Should I learn to use Manual Mode? 

Definitely. I rarely use my camera on ‘Auto’ mode. A camera might choose a shutter speed that makes sense for the light conditions, but doesn’t factor in a fast-moving person or object, so your picture comes out blurry. Relying on ‘Auto’ will often mean missing the mark or not taking the best possible picture.

Understanding shutter speed, aperture and ISO, and how all three work together, is vital to getting photos exactly how you want them. It also means more creative control, whether it’s giving a slight blur of movement to a moving animal or bird, or selecting the exact point of focus where you want the viewer’s eyes to land.

Get to know your camera’s settings before you arrive somewhere. The last thing you want to be doing when that once-in-a-lifetime photographic event happens right in front of you is to be messing around with dials and trying to figure out what settings you need your camera on. Few things in life are more frustrating than a great photo that got away.

Graeme Green

Do I need to travel with a tripod?

I pack a tripod for every trip. It’s useful anytime you’re expecting to spend time photographing landscapes, for making sure you have still, sharp pictures and to work with lower ISOs. A tripod also allows creativity and experimenting, such as long exposures. But I also really like to travel light. Travel photography often means hiking up hills to remote villages or trekking through jungles, where an insanely heavy backpack filled with gear can be a real pain. I really enjoy street photography and can spend hours walking around cities. In those situations, less gear, light cameras and no tripod works for me.

Graeme Green

Is Post-Processing a good idea?

There probably aren’t many professionally taken photos in magazines or newspapers nowadays that haven’t had some degree of processing done in a computer, usually on Lightroom or Photoshop. But digital tech has opened a Pandora’s Box, and a lot of photographers go way overboard, so their pictures look instantly artificial and, to my eyes, pretty horrendous.

Our visual reality is being skewed. I think a lot of audiences are now seeing those overworked, hyper-real images and think that’s “good photography,” and that less manipulated pictures are less impressive. It’s just not a road want to go down. I want my photos to represent the real world and to look like what I actually photographed. In all the years I’ve been travelling with a camera, I’ve found the world has no end of incredible sights to photograph, without needing to add a layer of “fairy dust” to a picture.

Anytime I’ve been judging a photography competition or, as an editor, looking at pictures people have sent in for magazines or newspapers, if I see a photo and immediately notice crazy levels of saturation, weird lighting effects or other common mistakes, I lose interest in that picture and often that photographer. Heavily edited pictures might get “Likes” on Instagram, but they rarely make it past a serious newspaper or magazine editor.
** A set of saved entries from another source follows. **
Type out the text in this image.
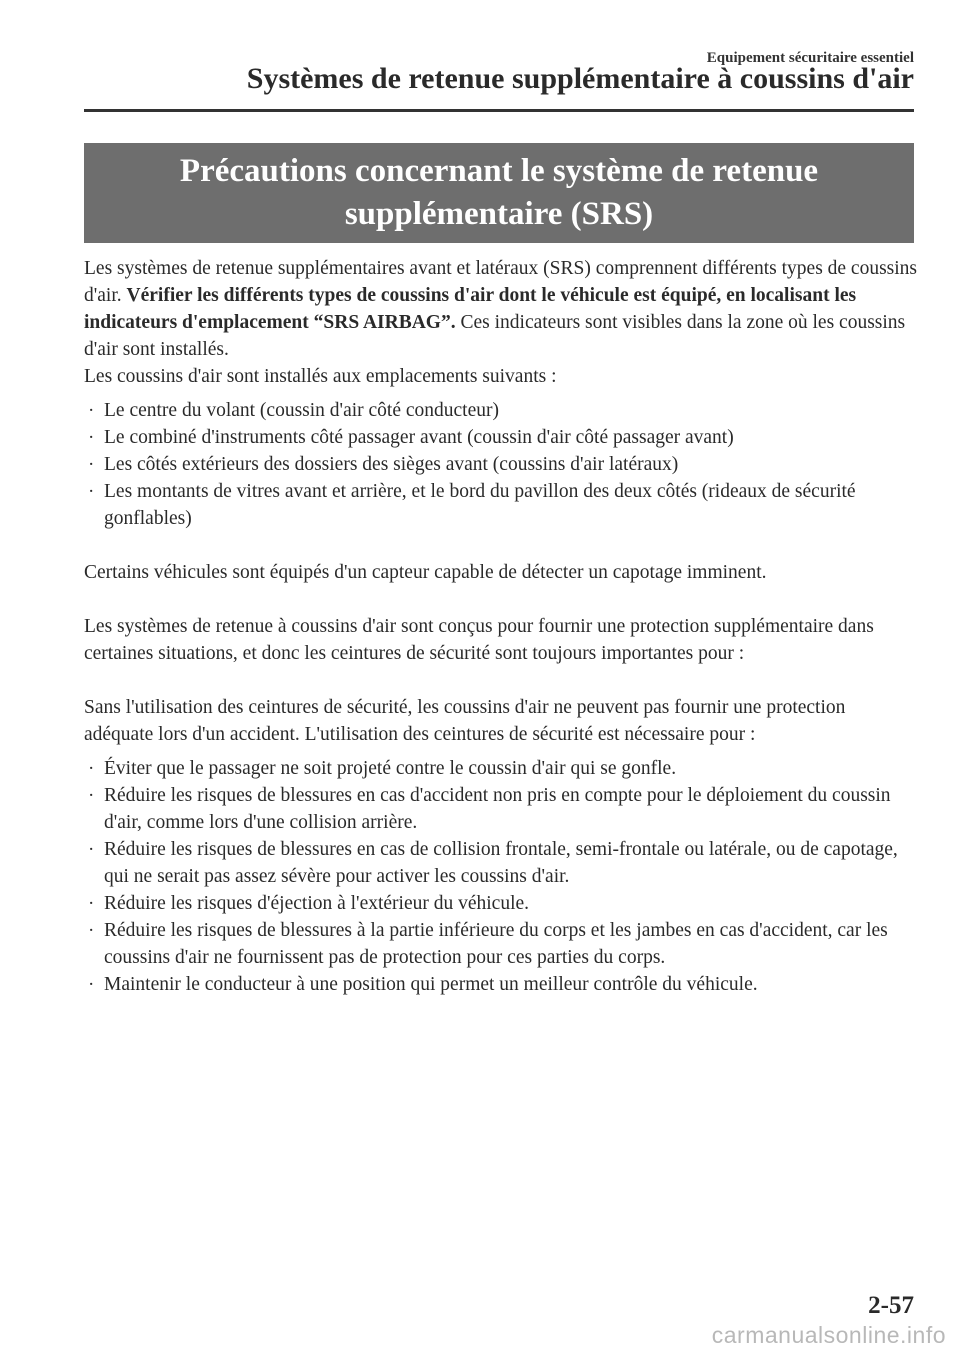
Equipement sécuritaire essentiel
Systèmes de retenue supplémentaire à coussins d'air
Précautions concernant le système de retenue supplémentaire (SRS)

Les systèmes de retenue supplémentaires avant et latéraux (SRS) comprennent différents types de coussins d'air. Vérifier les différents types de coussins d'air dont le véhicule est équipé, en localisant les indicateurs d'emplacement “SRS AIRBAG”. Ces indicateurs sont visibles dans la zone où les coussins d'air sont installés.

Les coussins d'air sont installés aux emplacements suivants :

· Le centre du volant (coussin d'air côté conducteur)
· Le combiné d'instruments côté passager avant (coussin d'air côté passager avant)
· Les côtés extérieurs des dossiers des sièges avant (coussins d'air latéraux)
· Les montants de vitres avant et arrière, et le bord du pavillon des deux côtés (rideaux de sécurité gonflables)

Certains véhicules sont équipés d'un capteur capable de détecter un capotage imminent.

Les systèmes de retenue à coussins d'air sont conçus pour fournir une protection supplémentaire dans certaines situations, et donc les ceintures de sécurité sont toujours importantes pour :

Sans l'utilisation des ceintures de sécurité, les coussins d'air ne peuvent pas fournir une protection adéquate lors d'un accident. L'utilisation des ceintures de sécurité est nécessaire pour :

· Éviter que le passager ne soit projeté contre le coussin d'air qui se gonfle.
· Réduire les risques de blessures en cas d'accident non pris en compte pour le déploiement du coussin d'air, comme lors d'une collision arrière.
· Réduire les risques de blessures en cas de collision frontale, semi-frontale ou latérale, ou de capotage, qui ne serait pas assez sévère pour activer les coussins d'air.
· Réduire les risques d'éjection à l'extérieur du véhicule.
· Réduire les risques de blessures à la partie inférieure du corps et les jambes en cas d'accident, car les coussins d'air ne fournissent pas de protection pour ces parties du corps.
· Maintenir le conducteur à une position qui permet un meilleur contrôle du véhicule.
2-57
carmanualsonline.info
For me, the best editing doesn’t hit you over the head as soon as you look at a photo; good editing is the editing that you don’t see, editing that improves a photo, rather than smothering it. I also just don’t like the idea of relying on post-production, this idea of taking an imperfect photo and saying “I can fix it later” on the computer. It might work for some people. But it would destroy the pleasure of photography for me.